The country’s prestigious Minister of Finance, Dr. Ngozi Okonjo-Iweala, said and believes that Nigeria is going through change this year and also a turning point will be met for the people and the country itself.
The minister, who was on the Christiane Amanpour current affairs programme, which aired on CNN Tuesday, revealed that the President Goodluck Jonathan transformation campaign was going to produce results this year, even as she pointed out: “We are already producing results within the administration.”
The honourable Minister added: “On the economic side, I just want to say that macroeconomic stability has been restored. Now, nobody should minimise that.
“Remember there were the lost two decades in Africa, in the 80s and 90s, where there was instability such that people could not focus on areas that could create jobs.
“Now things are turning right because we had growth of 6.5 per cent last year and we are projecting the same number this year, compared to the average five per cent in other African countries.”
She however admitted the growth figure was intangible considering the fact of the huge number of insecured average Nigerians seeking for jobs and other challenges in the country.
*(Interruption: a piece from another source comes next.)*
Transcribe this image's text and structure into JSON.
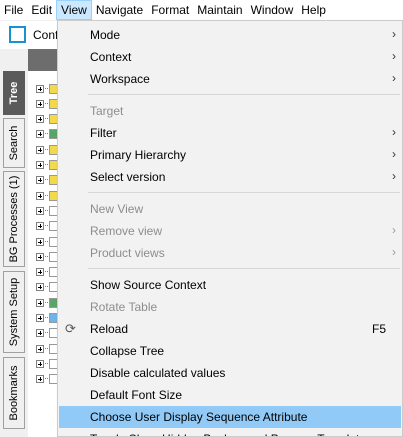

“But I just want to add that when you mention GDP growth in my country, people will immediately say you can’t eat growth because we have challenges of unemployment, we need to create more jobs; we also have challenges of inclusion and there are problems of inequality, all those are challenges we face,” she said.
Okonjo also felt the need to call for the cooperation of the international community so that Nigeria could properly fight and surpass the rising spate of oil theft.
Okonjo-Iweala then gave the country’s stolen oil in a day to be 150,000 barrels and sincerely showed her disappointment over the short of revenue to the nation caused by this action.
According to her, “We are still a poor country, we cannot afford any leakage. Mexico and Nigeria have this problem but that of Mexico is much smaller.
“But we also need international community to get involved. We have international people who buy this stolen oil and we need them to treat it as stolen crude just like you do with blood diamonds so that those people don’t have a market to sell the stolen oil.”
Responding to a question on corruption, Okonjo-Iweala admitted to Nigerians vast eating corruption problem but also made it clear that not all are rotten and this problem appears in so many other countries.
“I don’t like the fact that when people mention Nigeria, the next thing they say is corruption. This is a country of 170 million people and 99.9 per cent of them are honest, hard working citizens who just want to get on with their lives and they want a government that delivers for them.
“We lack institutions, we lack processes. What President Jonathan has done is to call the judiciary, legislature and executive for the first time and say this is not about government but about all of us. The judicial process has to be strengthened,” she added.